Why this matters now
Diffusion LLMs are the most credible current challenge to autoregressive decoding, and the strongest open ones, like LLaDA2.0-mini, are already MoE models. That means the routing-versus-decoding mismatch is not a corner case; it sits on the main path of the most promising architecture combination in open language modeling. dMoE shows the mismatch is fixable at the routing layer without retraining a dense model or shrinking the expert pool, which is what makes MoE diffusion LLMs deployable on tighter memory budgets.
Limits and open questions
The paper is explicitly marked work-in-progress, so the evaluation is narrow. All numbers come from a single base model, LLaDA2.0-mini, so it is unproven whether the 14.6-expert coreset and the memory savings hold on larger MoE diffusion models or different expert counts. The benchmark set is reasoning-and-knowledge heavy (MATH500, GSM8K, ARC-C, MMLU math) and does not include open-ended generation, code, or long-context tasks where block coherence pressure may differ. The headline 99.11% retention is an average; the paper does not, in the material available, break out which benchmarks lose the most, and the top-p coreset threshold is a knob whose sensitivity is not fully characterized here.
FAQ
What problem does dMoE solve?
dMoE fixes the clash between block-parallel decoding in diffusion LLMs and per-token MoE routing. When every token in a parallel-decoded block independently picks experts, the block touches 69.5 distinct experts on average on LLaDA2.0-mini, all of which must sit in memory. dMoE collapses that to 14.6 by sharing one expert coreset across the block.
How much memory does dMoE save?
dMoE reduces expert-weight memory usage by 76.64% to 79.84% on LLaDA2.0-mini, with a 1.14x to 1.66x end-to-end latency speedup, because far fewer experts need to be resident for each parallel decoding step.
Does dMoE hurt accuracy?
dMoE retains 99.11% of LLaDA2.0-mini’s original accuracy across MATH500, GSM8K, ARC-C, and an MMLU math subset.
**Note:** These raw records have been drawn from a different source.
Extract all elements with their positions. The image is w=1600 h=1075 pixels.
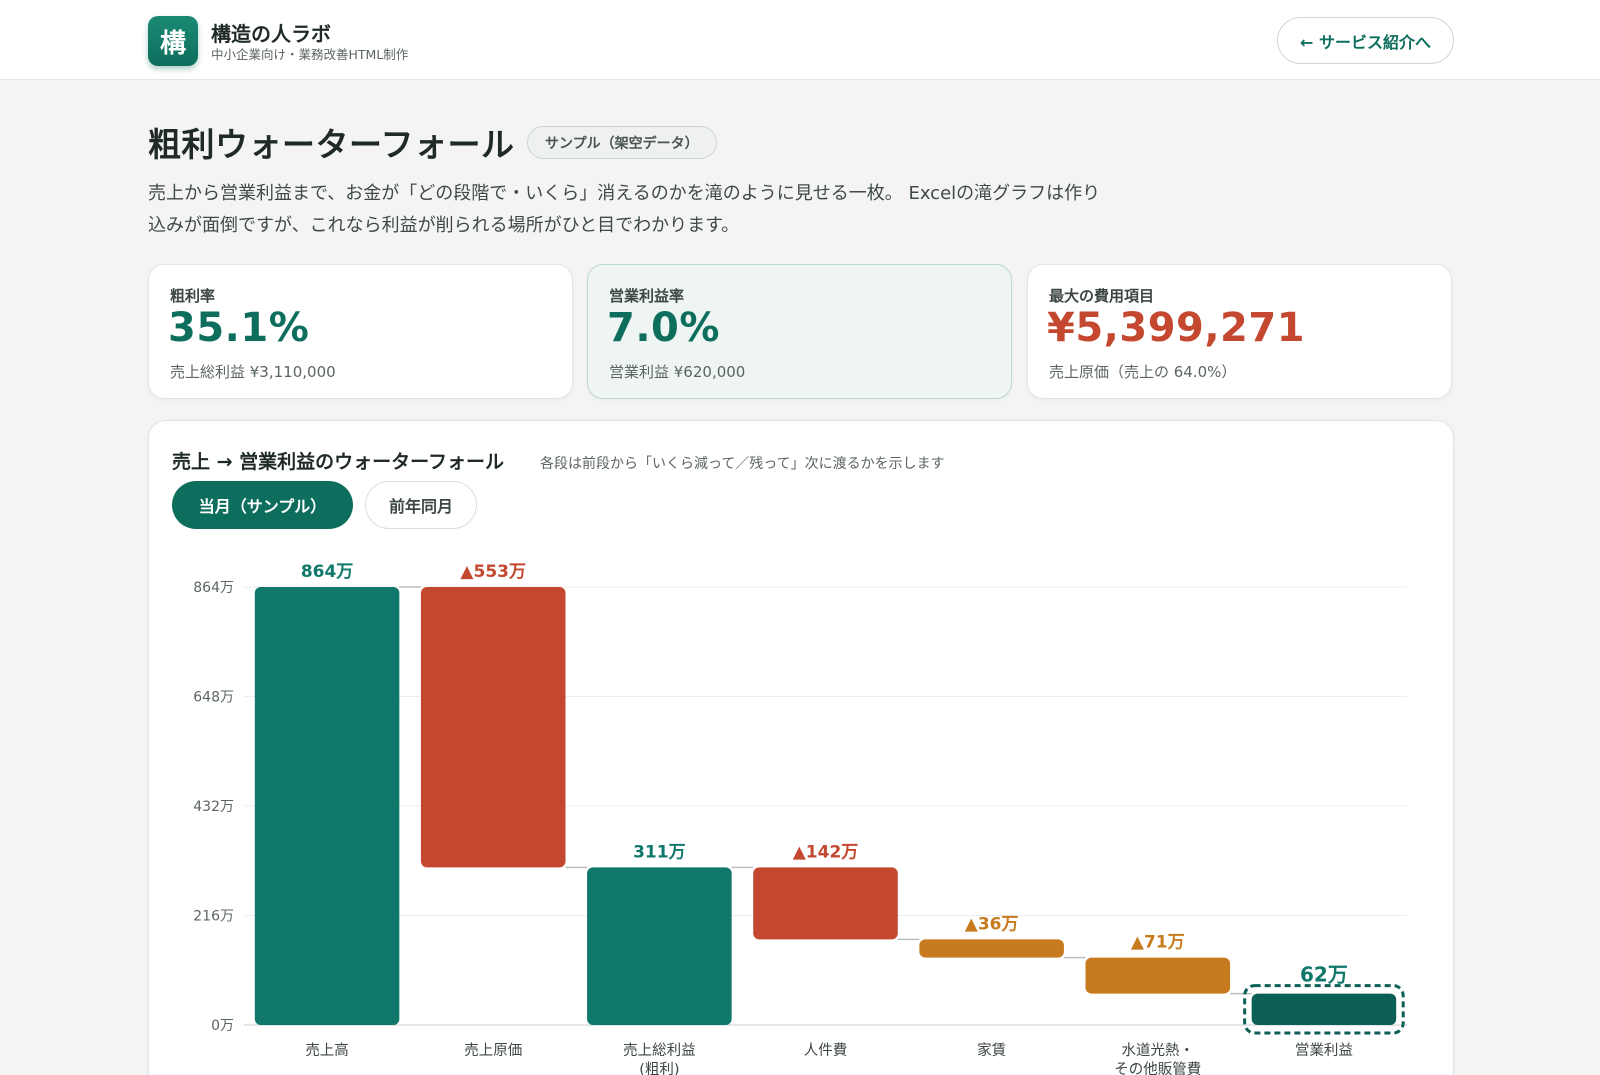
waterfall-chart: 0万 216万 432万 648万 864万 864万売上高 ▲553万売上原価 311万売上… [193,562,1407,1075]
bar-value-label: ▲553万 [460,562,526,582]
waterfall-bar [587,867,732,1025]
sample-badge: サンプル（架空データ） [527,126,717,159]
kpi-label: 最大の費用項目 [1049,287,1155,305]
x-category-label: (粗利) [639,1061,679,1075]
x-category-label: 家賃 [977,1042,1006,1059]
bar-value-label: ▲71万 [1131,933,1185,953]
bar-value-label: ▲36万 [965,914,1019,934]
kpi-sub: 売上原価（売上の 64.0%） [1049,363,1237,381]
waterfall-bar [919,939,1064,958]
kpi-card-operating-margin: 営業利益率 7.0% 営業利益 ¥620,000 [587,264,1012,399]
x-category-label: 売上総利益 [623,1042,696,1059]
waterfall-bar [254,587,400,1025]
kpi-value: ¥5,399,271 [1047,305,1306,351]
top-bar: 構 構造の人ラボ 中小企業向け・業務改善HTML制作 ← サービス紹介へ [0,0,1600,80]
waterfall-chart-card: 売上 → 営業利益のウォーターフォール 各段は前段から「いくら減って／残って」次… [148,420,1454,1075]
x-category-label: その他販管費 [1114,1061,1201,1075]
bar-value-label: 864万 [301,562,354,582]
waterfall-bar [1085,957,1231,994]
bar-value-label: 311万 [633,842,686,862]
kpi-card-gross-margin: 粗利率 35.1% 売上総利益 ¥3,110,000 [148,264,573,399]
bar-value-label: 62万 [1300,963,1348,987]
logo-icon[interactable]: 構 [148,16,198,66]
y-tick-label: 0万 [211,1018,234,1034]
y-tick-label: 864万 [193,580,234,596]
kpi-value: 7.0% [607,305,720,351]
x-category-label: 水道光熱・ [1122,1042,1195,1059]
x-category-label: 営業利益 [1295,1042,1353,1059]
kpi-label: 粗利率 [170,287,216,305]
waterfall-bar [753,867,898,940]
waterfall-bar [420,587,566,868]
page-title: 粗利ウォーターフォール [148,125,515,164]
y-tick-label: 648万 [193,690,234,706]
kpi-sub: 営業利益 ¥620,000 [609,363,746,381]
brand-name[interactable]: 構造の人ラボ [211,18,331,47]
x-category-label: 売上高 [305,1042,349,1059]
brand-tagline: 中小企業向け・業務改善HTML制作 [211,47,409,62]
page-description: 売上から営業利益まで、お金が「どの段階で・いくら」消えるのかを滝のように見せる一… [148,183,1101,236]
x-category-label: 売上原価 [464,1042,522,1059]
kpi-sub: 売上総利益 ¥3,110,000 [170,363,336,381]
x-category-label: 人件費 [804,1042,848,1059]
y-tick-label: 216万 [193,909,234,925]
bar-value-label: ▲142万 [793,842,859,862]
kpi-label: 営業利益率 [609,287,685,305]
kpi-card-largest-cost: 最大の費用項目 ¥5,399,271 売上原価（売上の 64.0%） [1027,264,1452,399]
back-to-services-button[interactable]: ← サービス紹介へ [1277,17,1454,64]
kpi-value: 35.1% [168,305,310,351]
y-tick-label: 432万 [193,799,234,815]
waterfall-bar [1251,993,1397,1025]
The small drop reflects forcing every token in a block to route within a shared expert coreset instead of choosing freely.
What model does dMoE run on?
dMoE is demonstrated on LLaDA2.0-mini, an open-source Mixture-of-Experts diffusion language model. The paper is marked work-in-progress and reports results on that single base model, so generalization to other MoE diffusion LLMs is not yet shown.